The γD-crystallin in your lens was translated by a ribosome when you were in the womb and deposited in what became your lens. This initial supply of the protein lasts your entire life - your lens has no nuclei so it cannot produce more crystallin. This protein is therefore among the longest-lived of proteins. These proteins have a ton of tryptophan in them, because the retina is highly sensitive to UV light. The lens functions to protect the retina from UV light, while being perfectly transparent in the visible spectrum. Note that W only sometimes emits a photon when excited - the rest of the time, the indole ring is broken instead, and the amino acid you now have is no longer quite tryptophan. γD-crystallin has a structure exquisitely evolved to shunt excitatory energy away from its tryptophans, so that the protein will not be destroyed by years of exposure to UV radiation. As a result, the tryptophans are much brighter than tryptophans in most proteins.

This protein provides a great example of folding through intermediates. It has four W, and by making a series of mutants where all but one of them were substituted by F, Jonathan King was able to measure the refolding kinetics for each individual tryptophan. The data indicate that C-terminal tryptophans resume native state fluorescence much quicker (on the order of 15 minutes faster) than N-terminal tryptophans, suggesting that the protein folds sequentially from its C terminus [Kosinski-Collins 2004]. The protein has two domains - C terminal and N terminal. King’s group made a series of mutations in residues at the interface between the two domains, and found that these did not affect the final, fully folded structure of the protein, but did affect the kinetics of folding - most of the substitutions increased the time required for folding by over 10x. Thus, the C terminus appears to act as a template for the folding of the N terminal part, and when this templating ability is lost, you have to wait much longer for the N terminal domain to fold on its own [Flaugh 2005a, Flaugh 2005b]. There are several pairs of aromatic residues pointed at one another in the beta sheets of γD-crystallin. Prof. King’s lab tried mutating each of these residues one by one [Kong & King 2011]. Predictably, most of the mutations affected the equilibrium unfolding curves. However, surprisingly, only one pair - Y133/Y138 - affected kinetic refolding. This is the most C-terminal of all of the pairs studied, and appears to nucleate early folding events in the C terminus.
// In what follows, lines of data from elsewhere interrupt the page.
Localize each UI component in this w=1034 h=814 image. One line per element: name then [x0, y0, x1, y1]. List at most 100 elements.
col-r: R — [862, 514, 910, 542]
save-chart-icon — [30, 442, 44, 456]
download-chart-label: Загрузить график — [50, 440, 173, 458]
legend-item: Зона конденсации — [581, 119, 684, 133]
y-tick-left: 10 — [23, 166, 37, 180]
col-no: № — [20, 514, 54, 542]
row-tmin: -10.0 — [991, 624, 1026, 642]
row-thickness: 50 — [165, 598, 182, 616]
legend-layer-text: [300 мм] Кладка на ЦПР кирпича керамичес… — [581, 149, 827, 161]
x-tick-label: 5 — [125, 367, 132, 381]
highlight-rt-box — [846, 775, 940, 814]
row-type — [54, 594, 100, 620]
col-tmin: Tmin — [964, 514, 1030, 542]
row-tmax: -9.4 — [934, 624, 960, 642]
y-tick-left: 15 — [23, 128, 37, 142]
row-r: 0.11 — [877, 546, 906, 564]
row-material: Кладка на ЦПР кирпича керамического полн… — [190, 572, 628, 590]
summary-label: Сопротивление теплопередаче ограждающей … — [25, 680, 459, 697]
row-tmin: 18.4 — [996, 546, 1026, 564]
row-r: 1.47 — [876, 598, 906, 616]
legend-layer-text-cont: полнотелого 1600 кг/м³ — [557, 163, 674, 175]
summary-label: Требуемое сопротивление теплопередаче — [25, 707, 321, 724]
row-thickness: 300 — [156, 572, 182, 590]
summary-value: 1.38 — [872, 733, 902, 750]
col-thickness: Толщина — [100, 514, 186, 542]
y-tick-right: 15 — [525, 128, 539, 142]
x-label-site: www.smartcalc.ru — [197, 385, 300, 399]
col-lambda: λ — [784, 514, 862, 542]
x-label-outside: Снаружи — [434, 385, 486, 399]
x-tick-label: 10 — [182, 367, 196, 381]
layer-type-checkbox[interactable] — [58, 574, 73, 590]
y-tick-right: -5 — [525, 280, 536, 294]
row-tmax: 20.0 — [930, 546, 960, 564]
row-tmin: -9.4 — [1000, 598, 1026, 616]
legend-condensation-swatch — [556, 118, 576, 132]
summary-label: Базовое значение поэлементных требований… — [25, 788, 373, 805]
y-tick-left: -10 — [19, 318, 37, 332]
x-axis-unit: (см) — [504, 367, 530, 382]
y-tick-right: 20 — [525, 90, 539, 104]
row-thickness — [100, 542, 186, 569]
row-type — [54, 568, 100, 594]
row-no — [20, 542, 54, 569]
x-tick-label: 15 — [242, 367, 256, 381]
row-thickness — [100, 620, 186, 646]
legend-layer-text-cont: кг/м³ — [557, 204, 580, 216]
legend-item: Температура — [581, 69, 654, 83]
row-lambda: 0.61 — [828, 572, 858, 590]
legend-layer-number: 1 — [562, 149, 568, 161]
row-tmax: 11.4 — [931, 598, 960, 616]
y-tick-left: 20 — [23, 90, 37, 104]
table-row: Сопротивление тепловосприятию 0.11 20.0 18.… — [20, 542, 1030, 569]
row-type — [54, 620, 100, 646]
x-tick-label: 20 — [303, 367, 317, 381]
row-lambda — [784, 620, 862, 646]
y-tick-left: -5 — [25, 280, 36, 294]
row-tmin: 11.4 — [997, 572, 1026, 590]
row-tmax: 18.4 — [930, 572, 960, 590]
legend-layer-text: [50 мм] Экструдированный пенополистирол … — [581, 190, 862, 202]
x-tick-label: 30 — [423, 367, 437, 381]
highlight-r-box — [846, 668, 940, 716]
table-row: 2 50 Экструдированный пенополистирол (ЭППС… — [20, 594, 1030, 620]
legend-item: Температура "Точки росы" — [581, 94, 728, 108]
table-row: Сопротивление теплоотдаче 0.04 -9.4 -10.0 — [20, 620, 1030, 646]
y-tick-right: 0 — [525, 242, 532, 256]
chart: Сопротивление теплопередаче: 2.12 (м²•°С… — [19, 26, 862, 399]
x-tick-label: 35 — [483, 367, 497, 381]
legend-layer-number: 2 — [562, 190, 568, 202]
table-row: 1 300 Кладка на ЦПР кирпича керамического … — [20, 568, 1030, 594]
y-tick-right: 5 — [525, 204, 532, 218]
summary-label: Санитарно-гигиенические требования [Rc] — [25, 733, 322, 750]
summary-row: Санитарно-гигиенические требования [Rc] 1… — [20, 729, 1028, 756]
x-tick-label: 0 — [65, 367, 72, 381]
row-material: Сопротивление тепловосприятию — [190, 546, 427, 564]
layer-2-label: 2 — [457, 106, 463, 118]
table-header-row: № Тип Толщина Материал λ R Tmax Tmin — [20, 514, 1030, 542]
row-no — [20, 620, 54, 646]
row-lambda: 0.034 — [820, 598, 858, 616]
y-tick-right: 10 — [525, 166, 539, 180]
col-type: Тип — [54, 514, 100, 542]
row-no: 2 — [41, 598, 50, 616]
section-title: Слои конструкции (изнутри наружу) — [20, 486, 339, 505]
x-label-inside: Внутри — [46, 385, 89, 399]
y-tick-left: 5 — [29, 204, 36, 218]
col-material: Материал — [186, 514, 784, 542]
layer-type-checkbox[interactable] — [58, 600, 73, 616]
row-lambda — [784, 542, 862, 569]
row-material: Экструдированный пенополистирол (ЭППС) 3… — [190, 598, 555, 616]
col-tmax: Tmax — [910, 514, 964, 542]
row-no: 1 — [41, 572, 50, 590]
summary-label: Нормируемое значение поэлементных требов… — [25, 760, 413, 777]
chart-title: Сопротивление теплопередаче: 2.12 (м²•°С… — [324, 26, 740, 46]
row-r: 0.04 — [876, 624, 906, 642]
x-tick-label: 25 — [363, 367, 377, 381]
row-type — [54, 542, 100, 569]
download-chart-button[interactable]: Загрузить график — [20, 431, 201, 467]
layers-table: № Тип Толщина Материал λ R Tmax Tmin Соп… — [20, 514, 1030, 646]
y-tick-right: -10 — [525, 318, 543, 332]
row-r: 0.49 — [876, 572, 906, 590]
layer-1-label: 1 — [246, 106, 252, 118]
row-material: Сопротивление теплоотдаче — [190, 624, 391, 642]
Sea slugs or something have orthologs of γD-crystallin but with only one domain, whereas all vertebrates have a two-domain version. The two-domain version is thought to have been favored in the vertebrate lens due to higher stability.
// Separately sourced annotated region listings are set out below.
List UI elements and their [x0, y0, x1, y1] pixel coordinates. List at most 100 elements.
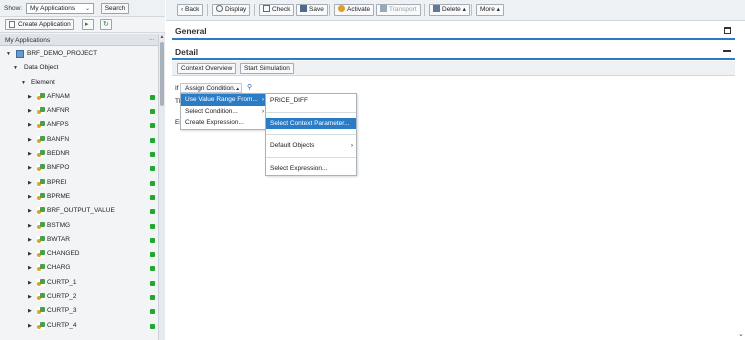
check-button[interactable]: Check: [259, 4, 295, 16]
expand-triangle-icon[interactable]: ▶: [28, 304, 32, 318]
scroll-up-icon[interactable]: ▲: [159, 34, 165, 40]
expand-tree-button[interactable]: ▸: [82, 19, 94, 30]
header-more-icon[interactable]: ...: [149, 36, 154, 42]
collapse-triangle-icon[interactable]: ▼: [13, 61, 18, 75]
transport-button[interactable]: Transport: [376, 4, 421, 16]
toolbar-divider: [424, 4, 425, 16]
expand-triangle-icon[interactable]: ▶: [28, 290, 32, 304]
search-button[interactable]: Search: [101, 3, 129, 14]
submenu-arrow-icon: ›: [261, 107, 264, 115]
tree-node-data-object[interactable]: ▼ Data Object: [0, 61, 158, 75]
expand-triangle-icon[interactable]: ▶: [28, 147, 32, 161]
menu-item-use-value-range[interactable]: Use Value Range From... ›: [181, 94, 267, 106]
menu-item-default-objects[interactable]: Default Objects ›: [266, 140, 356, 152]
expand-triangle-icon[interactable]: ▶: [28, 247, 32, 261]
tree-node-element-item[interactable]: ▶ CURTP_3: [0, 304, 158, 318]
tree-node-element-item[interactable]: ▶ ANFNR: [0, 104, 158, 118]
tree-node-element-item[interactable]: ▶ BANFN: [0, 133, 158, 147]
tree-node-element-item[interactable]: ▶ ANFPS: [0, 118, 158, 132]
expand-triangle-icon[interactable]: ▶: [28, 161, 32, 175]
expand-triangle-icon[interactable]: ▶: [28, 104, 32, 118]
tree-node-label: CURTP_4: [47, 321, 77, 329]
tree-node-element-item[interactable]: ▶ CHARG: [0, 261, 158, 275]
tree-node-element-item[interactable]: ▶ CHANGED: [0, 247, 158, 261]
data-element-icon: [37, 92, 45, 101]
general-section-header[interactable]: General: [172, 24, 735, 40]
tree-node-element-item[interactable]: ▶ BEDNR: [0, 147, 158, 161]
dropdown-caret-icon: ▴: [494, 6, 500, 13]
editor-panel: ‹ Back Display Check Save Activate Trans…: [166, 0, 745, 340]
back-button[interactable]: ‹ Back: [177, 4, 204, 16]
save-button[interactable]: Save: [296, 4, 328, 16]
trash-icon: [433, 5, 440, 12]
data-element-icon: [37, 264, 45, 273]
collapse-triangle-icon[interactable]: ▼: [21, 76, 26, 90]
detail-section-header[interactable]: Detail: [172, 45, 735, 60]
data-element-icon: [37, 164, 45, 173]
save-label: Save: [309, 6, 324, 13]
refresh-tree-button[interactable]: ↻: [100, 19, 112, 30]
collapse-triangle-icon[interactable]: ▼: [6, 47, 11, 61]
tree-node-element-item[interactable]: ▶ BPREI: [0, 176, 158, 190]
expand-triangle-icon[interactable]: ▶: [28, 276, 32, 290]
tree-node-label: BSTMG: [47, 221, 71, 229]
expand-triangle-icon[interactable]: ▶: [28, 233, 32, 247]
show-select[interactable]: My Applications ⌄: [26, 3, 94, 14]
active-status-icon: [150, 295, 155, 301]
active-status-icon: [150, 323, 155, 329]
tree-scrollbar[interactable]: ▲: [158, 34, 165, 340]
maximize-icon[interactable]: [724, 27, 731, 34]
delete-button[interactable]: Delete ▴: [429, 4, 470, 16]
more-button[interactable]: More ▴: [476, 4, 504, 16]
tree-node-label: BPRME: [47, 192, 71, 200]
show-label: Show:: [4, 5, 23, 12]
expand-triangle-icon[interactable]: ▶: [28, 219, 32, 233]
tree-node-element-item[interactable]: ▶ BRF_OUTPUT_VALUE: [0, 204, 158, 218]
scrollbar-thumb[interactable]: [160, 42, 164, 106]
expand-triangle-icon[interactable]: ▶: [28, 118, 32, 132]
assign-condition-button[interactable]: Assign Condition... ▴: [180, 83, 242, 93]
tree-node-element-item[interactable]: ▶ BNFPO: [0, 161, 158, 175]
menu-separator: [266, 111, 356, 113]
activate-button[interactable]: Activate: [334, 4, 375, 16]
expand-triangle-icon[interactable]: ▶: [28, 204, 32, 218]
menu-item-label: Default Objects: [270, 142, 315, 149]
tree-node-element-item[interactable]: ▶ BWTAR: [0, 233, 158, 247]
expand-triangle-icon[interactable]: ▶: [28, 90, 32, 104]
context-overview-button[interactable]: Context Overview: [177, 63, 237, 74]
active-status-icon: [150, 137, 155, 143]
menu-item-select-expression[interactable]: Select Expression...: [266, 163, 356, 175]
menu-item-select-context-parameter[interactable]: Select Context Parameter...: [266, 117, 356, 129]
expand-triangle-icon[interactable]: ▶: [28, 133, 32, 147]
display-glasses-icon: [216, 5, 223, 12]
start-simulation-button[interactable]: Start Simulation: [240, 63, 294, 74]
new-document-icon: [9, 21, 15, 28]
chevron-down-icon[interactable]: ⌄: [738, 330, 744, 338]
menu-item-create-expression[interactable]: Create Expression...: [181, 117, 267, 129]
menu-item-price-diff[interactable]: PRICE_DIFF: [266, 95, 356, 107]
tree-node-element-item[interactable]: ▶ CURTP_2: [0, 290, 158, 304]
tree-node-element-item[interactable]: ▶ AFNAM: [0, 90, 158, 104]
expand-triangle-icon[interactable]: ▶: [28, 176, 32, 190]
active-status-icon: [150, 152, 155, 158]
expand-triangle-icon[interactable]: ▶: [28, 319, 32, 333]
expand-triangle-icon[interactable]: ▶: [28, 261, 32, 275]
active-status-icon: [150, 109, 155, 115]
tree-node-element-item[interactable]: ▶ CURTP_1: [0, 276, 158, 290]
display-button[interactable]: Display: [212, 4, 251, 16]
tree-node-element-item[interactable]: ▶ CURTP_4: [0, 319, 158, 333]
create-application-button[interactable]: Create Application: [5, 19, 74, 30]
my-applications-title: My Applications: [5, 37, 51, 44]
tree-node-element-item[interactable]: ▶ BPRME: [0, 190, 158, 204]
expand-triangle-icon[interactable]: ▶: [28, 190, 32, 204]
editor-scrollbar[interactable]: ⌄: [737, 80, 745, 338]
tree-node-label: BRF_DEMO_PROJECT: [27, 50, 98, 57]
tree-node-label: ANFPS: [47, 121, 69, 129]
tree-node-element-item[interactable]: ▶ BSTMG: [0, 219, 158, 233]
submenu-arrow-icon: ›: [261, 96, 264, 103]
tree-node-project[interactable]: ▼ BRF_DEMO_PROJECT: [0, 47, 158, 61]
minimize-icon[interactable]: [723, 50, 731, 52]
tree-node-element[interactable]: ▼ Element: [0, 76, 158, 90]
menu-item-select-condition[interactable]: Select Condition... ›: [181, 106, 267, 118]
link-icon[interactable]: ⚲: [247, 84, 255, 92]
Sometimes at very low denaturant concnetrations, where you are mostly in the native state, you will see a lot of noise in your UV spectra from aggregates. The aggregates have a locally native conformation, but are formed from intermolecular rather than intramolecular Greek keys. The aggregates quench tryptophan fluorescence but have a lot of conventional light scattering which introduces noise into the measurement.